How to make the most out of your side-hustle come tax season

Tax season can seem like punishment for businesses or freelancers if you don't plan ahead.

How to make the most out of your side-hustle come tax season

Written by Devon Murphy for the CBC Radio-Canada blog, Tuesday, March 14, 2017

While being self-employed often means having the freedom to do things your own way, tax season can feel like a punishment to the side hustler. Full-timers have the luxury of handing in a simple T4 and likely collecting a sweet return — easy!

Things aren’t so simple for small business owners and freelancers.

Chad Saikaley is a tax partner with GGFL Chartered Professional Accountants based in Ottawa. And even though he knows all the tricks, he still feels your pain. “I have to do it myself, so I know the feeling,” says Saikaley.

Luckily, there’s lots you can do to stay on top of your finances to make your life, or the life of your accountant, a whole lot easier. Here are some common misconceptions, and a few helpful tips to get you through tax season.

You can’t just claim everything

Being self-employed doesn’t mean you get to write-off every lunch with friends as a “business meal.” Far from it. In fact, anything you claim as an expense is only deductible if it was necessary for you to earn that income.

“People think they can throw in a whole bunch of unsupported expenses,” says Saikaley. “But they have to be supportable and reasonable.”

And while the ability to claim expenses is one of the few perks of self-employed taxes, the CRA is on the lookout for anything that stands out as being a little too good to be true. “Large variances in a given expense category may attract attention,” says Saikaley.

So don’t go wild with your credit card thinking you’ll get the money for those new shoes back later.

But you can claim this

The one thing self-employed people can lord over their T4-wielding friends is the ability to claim expenses.

If you have the supporting documents, you can claim a portion of your rent, your office supplies, travel, and car expenses, among other things. Saikaley recommends checking out the CRA’s Form T2125 for some common expenses.

However, for the most common expenses, the amount claimed must be proportional to its relevance to your work — meaning you can’t just send off your monthly internet bill and expect to get the whole amount back.

If your office is in your basement and you’re doing renovations, you can’t claim the whole reno as an office expense — just a portion related to the square footage of your working space. But any renovations specifically geared towards your office space can be claimed 100 per cent, including things like blinds and office furniture. Same with paying for parking if you drive to a business meeting.

The key word here is reasonable.

Sufficient support

If you’re going to make claims, you have to be able to back them up.

Depending on the expense, you’re going to want a paper trail — in most cases on actual paper.

“Credit card statements are not sufficient according to the CRA,” says Saikaley. Even though we’re living in an increasingly paperless world, the government doesn’t much care for your smartphone photos of crumpled paper.

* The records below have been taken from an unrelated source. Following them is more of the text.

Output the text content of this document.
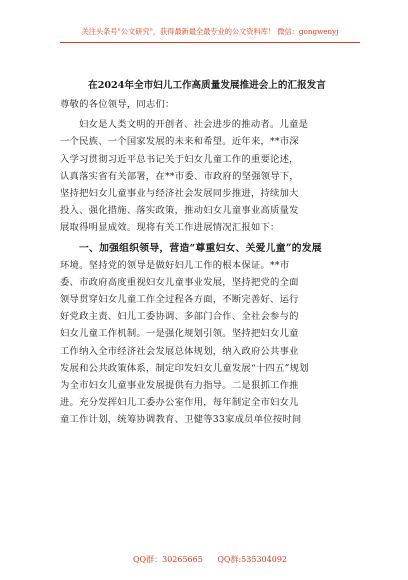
关注头条号"公文研究"，获得最新最全最专业的公文资料库！ 微信：gongwenyj
在2024年全市妇儿工作高质量发展推进会上的汇报发言
尊敬的各位领导，同志们：
妇女是人类文明的开创者、社会进步的推动者。儿童是
一个民族、一个国家发展的未来和希望。近年来，**市深
入学习贯彻习近平总书记关于妇女儿童工作的重要论述，
认真落实省有关部署，在**市委、市政府的坚强领导下，
坚持把妇女儿童事业与经济社会发展同步推进，持续加大
投入、强化措施、落实政策，推动妇女儿童事业高质量发
展取得明显成效。现将有关工作进展情况汇报如下：
一、加强组织领导，营造“尊重妇女、关爱儿童”的发展
环境。坚持党的领导是做好妇儿工作的根本保证。**市
委、市政府高度重视妇女儿童事业发展，坚持把党的全面
领导贯穿妇女儿童工作全过程各方面，不断完善好、运行
好党政主责、妇儿工委协调、多部门合作、全社会参与的
妇女儿童工作机制。一是强化规划引领。坚持把妇女儿童
工作纳入全市经济社会发展总体规划，纳入政府公共事业
发展和公共政策体系，制定印发妇女儿童发展“十四五”规划
为全市妇女儿童事业发展提供有力指导。二是狠抓工作推
进。充分发挥妇儿工委办公室作用，每年制定全市妇女儿
童工作计划，统筹协调教育、卫健等33家成员单位按时间
QQ群：30265665 QQ群:535304092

“Ideally, you keep all original receipts,” says Saikaley, though the CRA has recently come out and said that, “Generally, you must keep originals of your paper documents. However, you can produce electronic images of these documents, known as imaging.”

There are also higher risk areas for claiming — like car and home office expenses — where you’ll want your proof of purchase to be airtight. If you claim anything to do with your vehicle, Saikaley suggests keeping a log for all business-related trips, including information like date, destination, who you’re meeting, and number of kilometres travelled.

Set the money aside

One of the great traps of the self-employed is the fact that no one is withholding your tax money for you — you need to save it yourself.

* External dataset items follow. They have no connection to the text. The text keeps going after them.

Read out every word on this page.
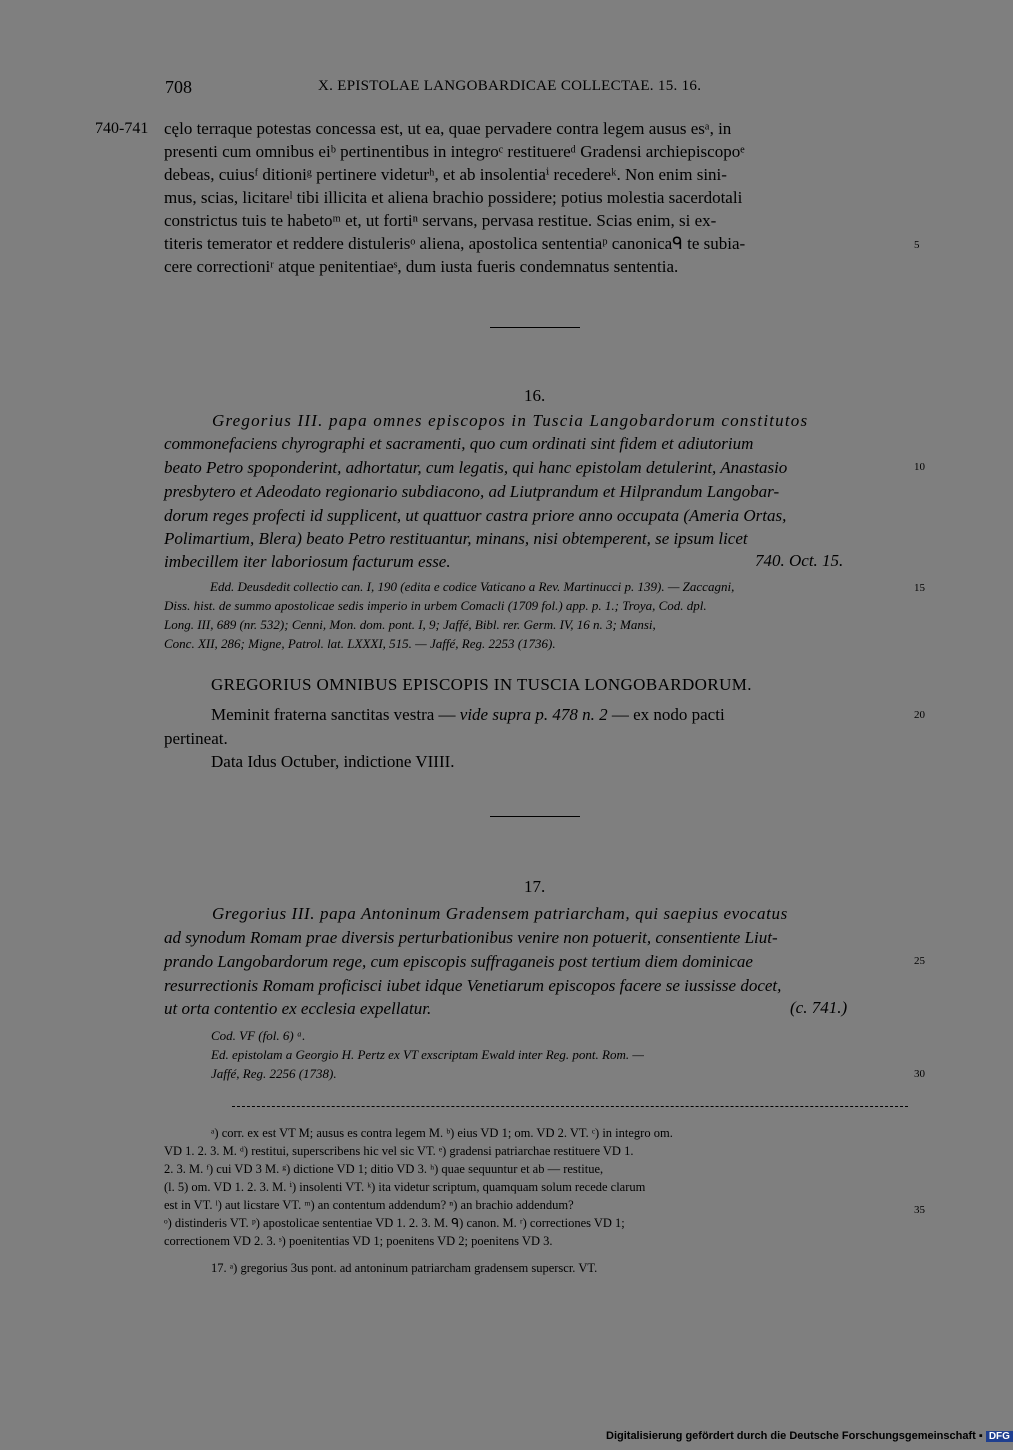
708	X. EPISTOLAE LANGOBARDICAE COLLECTAE. 15. 16.
740-741 cęlo terraque potestas concessa est, ut ea, quae pervadere contra legem ausus esᵃ, in
presenti cum omnibus eiᵇ pertinentibus in integroᶜ restituereᵈ Gradensi archiepiscopoᵉ
debeas, cuiusᶠ ditioniᵍ pertinere videturʰ, et ab insolentiaⁱ recedereᵏ. Non enim sini-
mus, scias, licitareˡ tibi illicita et aliena brachio possidere; potius molestia sacerdotali
constrictus tuis te habetoᵐ et, ut fortiⁿ servans, pervasa restitue. Scias enim, si ex-
titeris temerator et reddere distulerisᵒ aliena, apostolica sententiaᵖ canonicaᑫ te subia-
cere correctioniʳ atque penitentiaeˢ, dum iusta fueris condemnatus sententia.
16.
Gregorius III. papa omnes episcopos in Tuscia Langobardorum constitutos
commonefaciens chyrographi et sacramenti, quo cum ordinati sint fidem et adiutorium
beato Petro spoponderint, adhortatur, cum legatis, qui hanc epistolam detulerint, Anastasio
presbytero et Adeodato regionario subdiacono, ad Liutprandum et Hilprandum Langobar-
dorum reges profecti id supplicent, ut quattuor castra priore anno occupata (Ameria Ortas,
Polimartium, Blera) beato Petro restituantur, minans, nisi obtemperent, se ipsum licet
imbecillem iter laboriosum facturum esse.	740. Oct. 15.
Edd. Deusdedit collectio can. I, 190 (edita e codice Vaticano a Rev. Martinucci p. 139). — Zaccagni,
Diss. hist. de summo apostolicae sedis imperio in urbem Comacli (1709 fol.) app. p. 1.; Troya, Cod. dpl.
Long. III, 689 (nr. 532); Cenni, Mon. dom. pont. I, 9; Jaffé, Bibl. rer. Germ. IV, 16 n. 3; Mansi,
Conc. XII, 286; Migne, Patrol. lat. LXXXI, 515. — Jaffé, Reg. 2253 (1736).
GREGORIUS OMNIBUS EPISCOPIS IN TUSCIA LONGOBARDORUM.
Meminit fraterna sanctitas vestra — vide supra p. 478 n. 2 — ex nodo pacti
pertineat.
Data Idus Octuber, indictione VIIII.
17.
Gregorius III. papa Antoninum Gradensem patriarcham, qui saepius evocatus
ad synodum Romam prae diversis perturbationibus venire non potuerit, consentiente Liut-
prando Langobardorum rege, cum episcopis suffraganeis post tertium diem dominicae
resurrectionis Romam proficisci iubet idque Venetiarum episcopos facere se iussisse docet,
ut orta contentio ex ecclesia expellatur.	(c. 741.)
Cod. VF (fol. 6) ᵃ.
Ed. epistolam a Georgio H. Pertz ex VT exscriptam Ewald inter Reg. pont. Rom. —
Jaffé, Reg. 2256 (1738).
ᵃ) corr. ex est VT M; ausus es contra legem M. ᵇ) eius VD 1; om. VD 2. VT. ᶜ) in integro om.
VD 1. 2. 3. M. ᵈ) restitui, superscribens hic vel sic VT. ᵉ) gradensi patriarchae restituere VD 1.
2. 3. M. ᶠ) cui VD 3 M. ᵍ) dictione VD 1; ditio VD 3. ʰ) quae sequuntur et ab — restitue,
(l. 5) om. VD 1. 2. 3. M. ⁱ) insolenti VT. ᵏ) ita videtur scriptum, quamquam solum recede clarum
est in VT. ˡ) aut licstare VT. ᵐ) an contentum addendum? ⁿ) an brachio addendum?
ᵒ) distinderis VT. ᵖ) apostolicae sententiae VD 1. 2. 3. M. ᑫ) canon. M. ʳ) correctiones VD 1;
correctionem VD 2. 3. ˢ) poenitentias VD 1; poenitens VD 2; poenitens VD 3.
17. ᵃ) gregorius 3us pont. ad antoninum patriarcham gradensem superscr. VT.
5
10
15
20
25
30
35
Digitalisierung gefördert durch die Deutsche Forschungsgemeinschaft ▪ DFG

If you don’t want a shock at the end of the fiscal year, you’d do well to put your money aside each month.

“Tax time comes and people are shocked at what they owe,” says Saikaley. “I find people view it as another source of cash they can use toward expenses.” Not so. You’re basically borrowing that money from the government, so take good care of it.

Some people even go so far as to create an entirely different bank account where they store their tax money away from themselves.

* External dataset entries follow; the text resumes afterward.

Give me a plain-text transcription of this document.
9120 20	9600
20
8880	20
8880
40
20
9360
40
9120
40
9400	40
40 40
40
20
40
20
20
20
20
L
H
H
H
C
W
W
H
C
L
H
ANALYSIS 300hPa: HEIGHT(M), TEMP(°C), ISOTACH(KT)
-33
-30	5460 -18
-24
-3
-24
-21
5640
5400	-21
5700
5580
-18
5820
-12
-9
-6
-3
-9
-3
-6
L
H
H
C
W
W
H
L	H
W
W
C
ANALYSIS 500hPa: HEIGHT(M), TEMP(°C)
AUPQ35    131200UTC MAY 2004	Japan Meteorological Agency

And don’t forget, self-employed people must pay both employer and employee Canadian Pension Plan contributions, which for 2016 maxes out at about $5000.

Plan ahead, and set aside.

Stay organized

It’s never too late to get organized.

If you’re getting anxiety just reading this, start small. Gather all the receipts you can find, and create a spreadsheet for yourself with your expense information. Track everything and sum it up at the bottom as a first step.

Saikaley recommends bookkeeping software for a simple way to keep all your information together over the course of a year.

He says the easiest clients are ones who are organized, who don’t procrastinate, and who understand the importance of staying on top of your taxes. “The last thing you want is to have a bad experience with a CRA audit,” Saikaley says.

So dust off that accordion folder and start saving receipts for next year — it’s not too late to get on top of your finances!